In questi ultimi giorni:
un poliziotto in pensione, per motivi non del tutto chiari ha ucciso due donne e si è suicidato, una donna è stata uccisa dal marito che poi si è suicidato, un padre ha ucciso la figlia perchè non accettava che fosse lesbica ed a Pordenone un tizio ha ucciso la moglie dalla quale si stava separando e poi ha sgozzato anche la figlia.
Fra tutti i precedenti, l’ultimo, il tizio di Pordenone, è marocchino e allora, per modalità e nazionalità, si può scrivere che ha fatto come l’isis.
E l’isis diventa il metro di misura del male.
E’ una questione di titoli: “Uccide la moglie con un’accetta, poi taglia la gola alla figlia.
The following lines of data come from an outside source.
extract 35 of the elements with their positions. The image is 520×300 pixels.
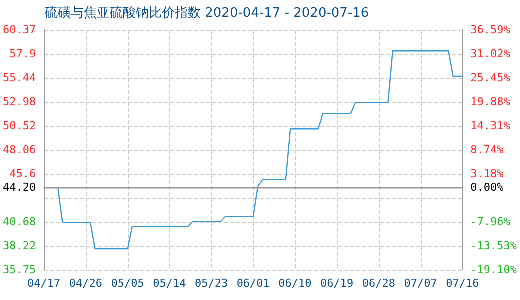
y2-tick-label: 36.59%	[470, 24, 511, 36]
line-series	[44, 50, 464, 250]
x-tick-label: 05/23	[194, 277, 228, 290]
x-tick-label: 06/19	[320, 277, 354, 290]
y-tick-label: 52.98	[2, 96, 36, 109]
y-tick-label: 38.22	[2, 239, 36, 252]
y2-tick-label: 8.74%	[470, 144, 504, 157]
x-tick-label: 06/28	[362, 277, 396, 290]
y-tick-label: 55.44	[2, 72, 36, 85]
y-tick-label: 48.06	[2, 144, 36, 156]
x-tick-label: 06/10	[278, 277, 312, 290]
y2-tick-label: 19.88%	[470, 96, 511, 109]
x-tick-label: 04/17	[28, 277, 61, 290]
y-tick-label: 45.6	[10, 167, 36, 180]
x-tick-label: 07/07	[404, 277, 438, 290]
y-tick-label: 50.52	[2, 120, 36, 133]
y2-tick-label: 25.45%	[470, 72, 511, 85]
y-tick-label: 57.9	[10, 48, 36, 61]
y-tick-label: 40.68	[2, 215, 36, 228]
y-tick-label: 60.37	[2, 24, 36, 36]
y2-tick-label: -7.96%	[470, 215, 511, 228]
y2-tick-label: 3.18%	[470, 167, 504, 180]
x-tick-label: 05/14	[153, 277, 187, 290]
x-tick-label: 07/16	[446, 277, 480, 290]
x-tick-label: 04/26	[69, 277, 103, 290]
x-tick-label: 05/05	[111, 277, 144, 290]
x-tick-label: 06/01	[236, 277, 270, 290]
y2-tick-label: 14.31%	[470, 120, 511, 133]
y2-tick-label: -19.10%	[470, 264, 518, 276]
y-tick-label: 35.75	[2, 264, 36, 276]
y2-tick-label: 31.02%	[470, 48, 511, 61]
y-tick-label: 44.20	[2, 181, 36, 194]
y2-tick-label: -13.53%	[470, 239, 518, 252]
chart-title: 硫磺与焦亚硫酸钠比价指数 2020-04-17 - 2020-07-16	[45, 6, 370, 21]
y2-tick-label: 0.00%	[470, 181, 504, 194]
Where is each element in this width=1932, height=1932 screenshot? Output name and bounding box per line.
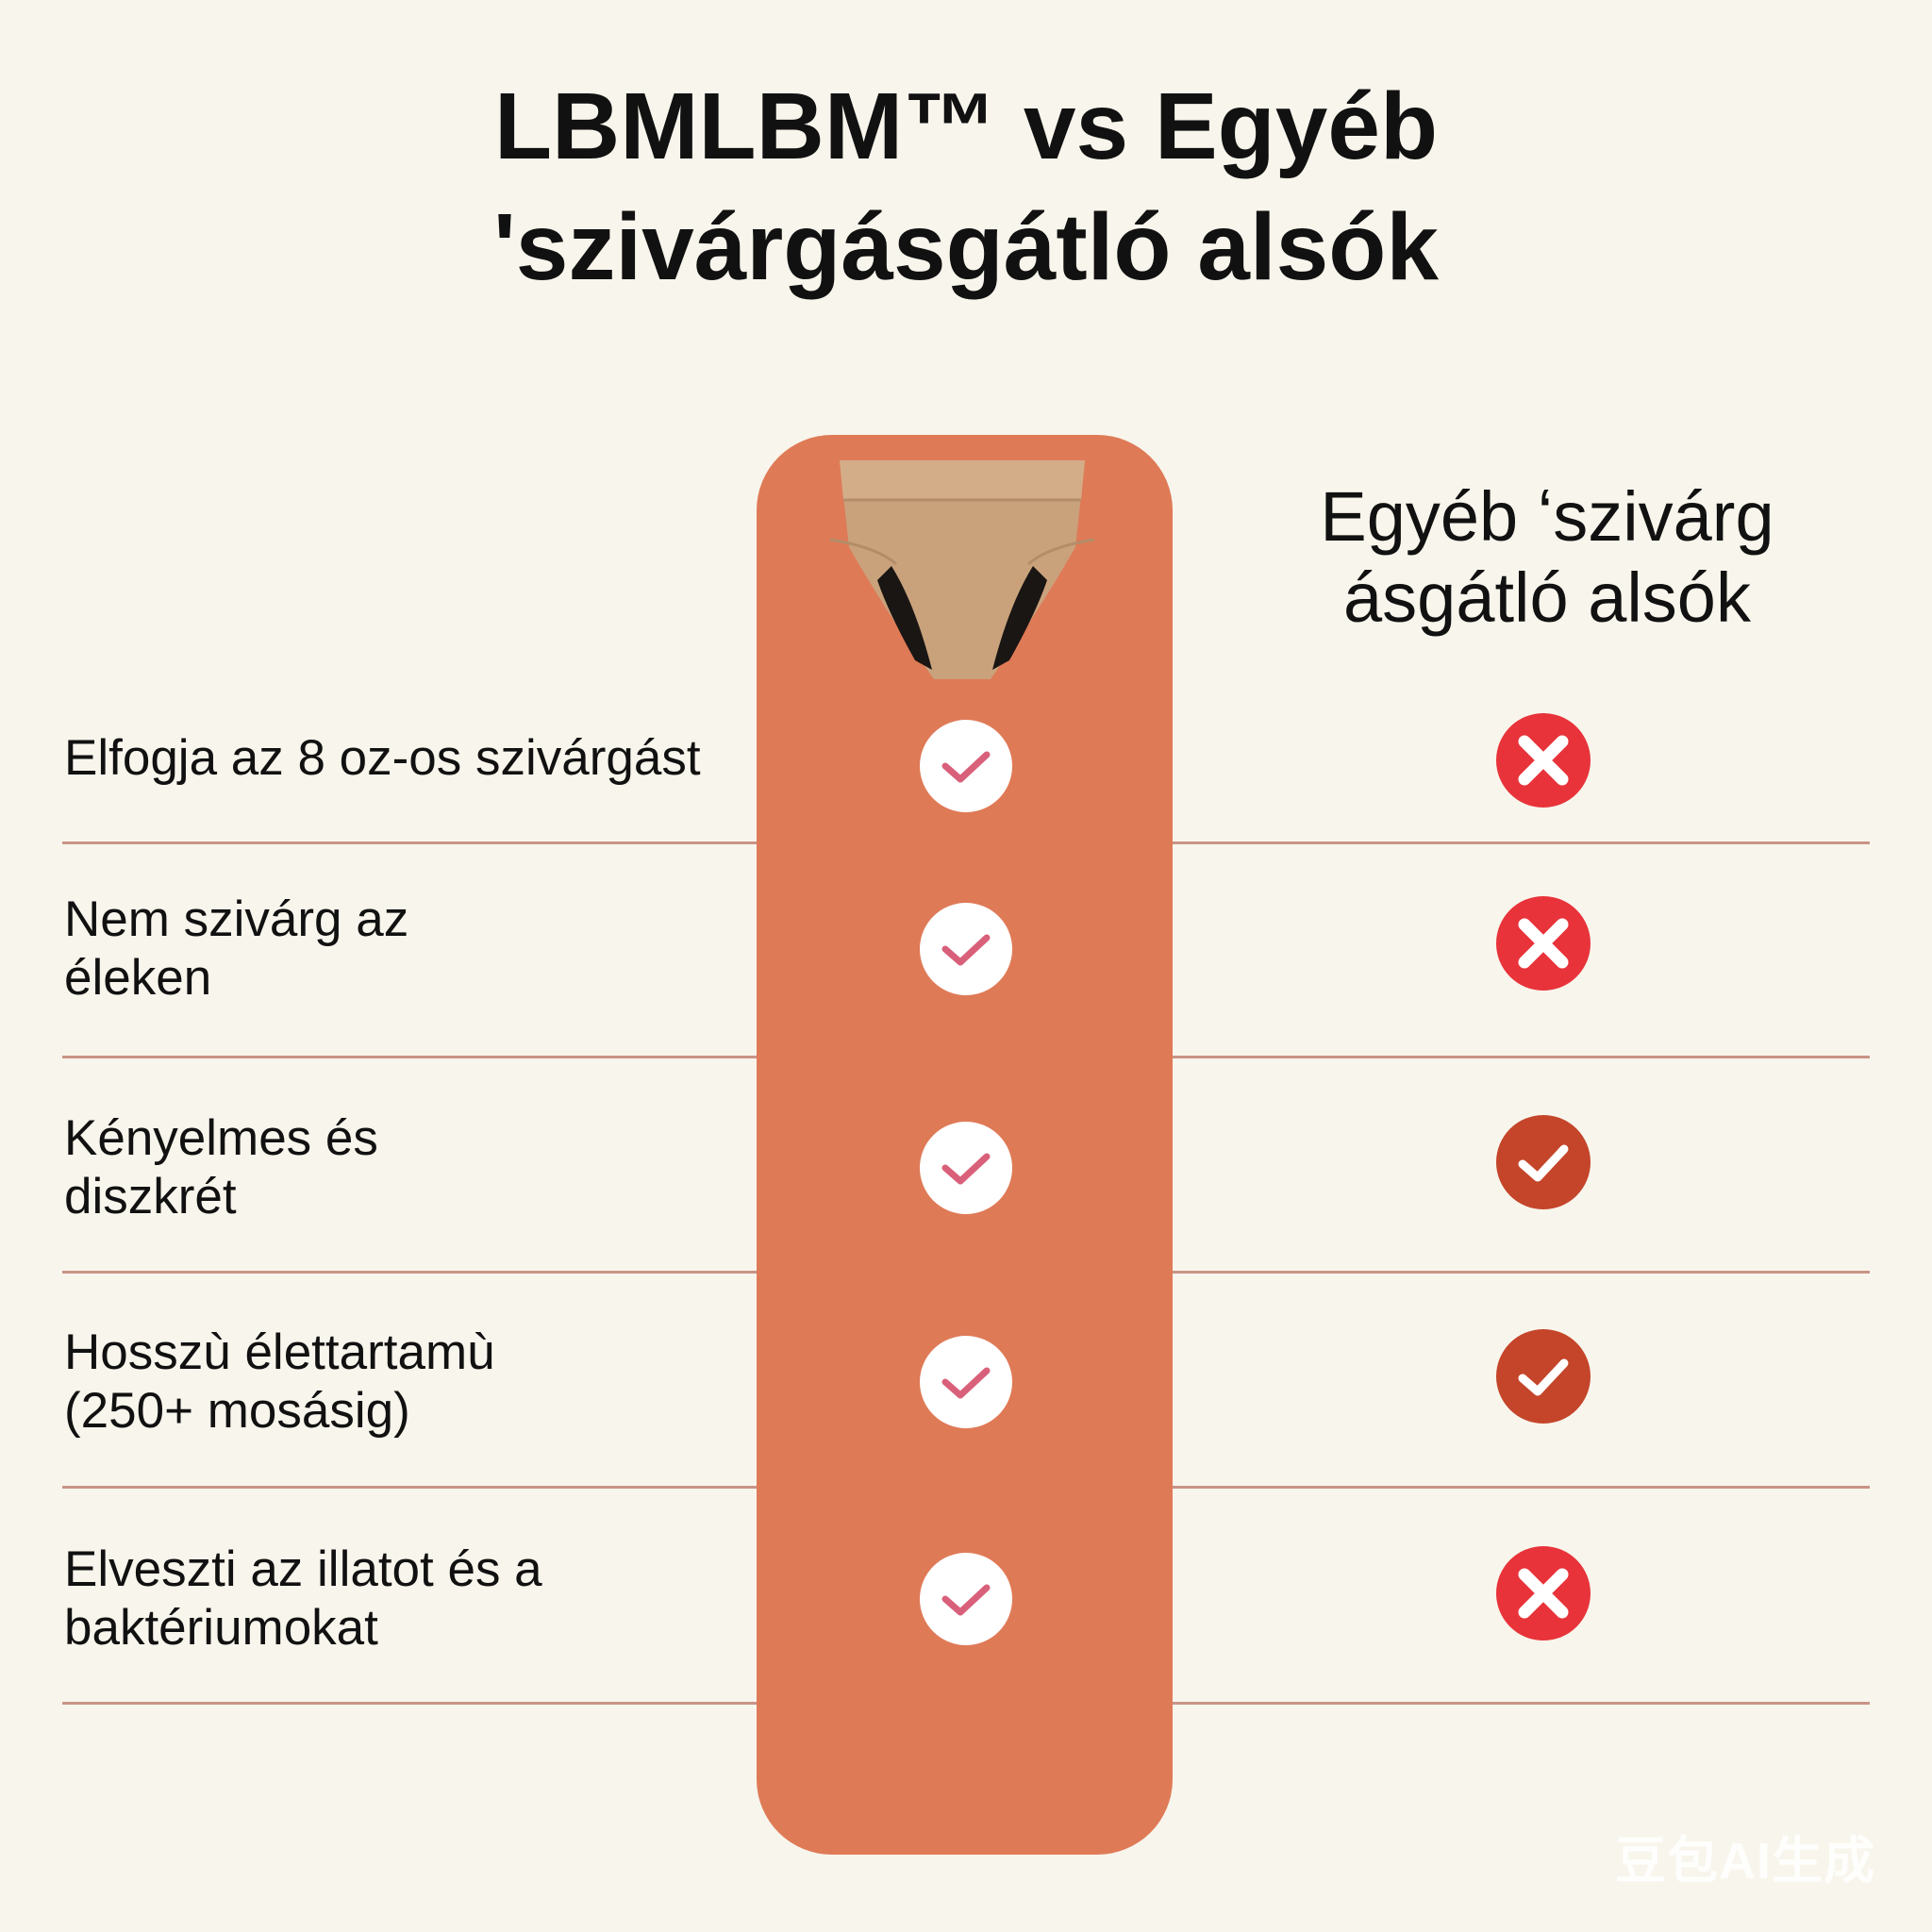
check-icon [919,1335,1013,1429]
cross-icon [1496,713,1591,808]
row-label: Kényelmes és diszkrét [64,1110,378,1224]
row-label: Elveszti az illatot és a baktériumokat [64,1541,542,1656]
check-icon [919,1552,1013,1646]
page-title: LBMLBM™ vs Egyéb 'szivárgásgátló alsók [0,66,1932,308]
row-label: Hosszù élettartamù (250+ mosásig) [64,1324,495,1439]
row-label: Nem szivárg az éleken [64,891,409,1006]
cross-icon [1496,896,1591,991]
title-line-2: 'szivárgásgátló alsók [492,194,1439,300]
title-line-1: LBMLBM™ vs Egyéb [493,74,1439,179]
check-icon [919,902,1013,996]
product-briefs-image [829,460,1095,679]
check-icon [919,719,1013,813]
cross-icon [1496,1546,1591,1641]
check-icon [919,1121,1013,1215]
watermark: 豆包AI生成 [1615,1833,1875,1890]
other-header-line-1: Egyéb ʻszivárg [1320,477,1774,556]
other-column-header: Egyéb ʻszivárg ásgátló alsók [1264,476,1830,639]
other-header-line-2: ásgátló alsók [1343,558,1751,637]
check-icon [1496,1115,1591,1209]
check-icon [1496,1329,1591,1424]
row-label: Elfogja az 8 oz-os szivárgást [64,730,701,786]
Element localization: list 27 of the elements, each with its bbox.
La polizia: “ha fatto come l’isis”; così il Messaggero Veneto, giornale locale, di ieri.
E poi ieri, per caso abbiamo letto questo titolo dell’Osservatore Romano ripreso da Zeroviolenza donne: “La violenza contro le donne strategia di guerra jihadista” dove si parla delle violenze sulle donne perpetrate dallo stato islamico in Iraq, Siria e Nigeria, e allora ci sembra come se si stesse cercando di mettere insieme un teorema che inquadra una violenza capillare, multietnica, diffusa; quella contro le donne, confinandola ad unico contesto culturale storico contingente: il califfato dei tagliagole.
Come se prima nulla fosse stato, come se non avessimo conosciuto stupri etnici e donne ammazzate nei vicini balcani, come se il movente che manda a morte le donne fosse solo il fanatismo religioso, quel fanatismo lì, come se il fatto di poter trovare una comparazione, un “come l’isis” rendesse più precisa, definita e condannabile quella violenza.
No, l’isis non è una unità di misura per il femminicidio; tirarlo in ballo in questo caso è solo un’altra strategia di occultamento delle proprie mancanze e di disvelamento del proprio razzismo e xenofobia.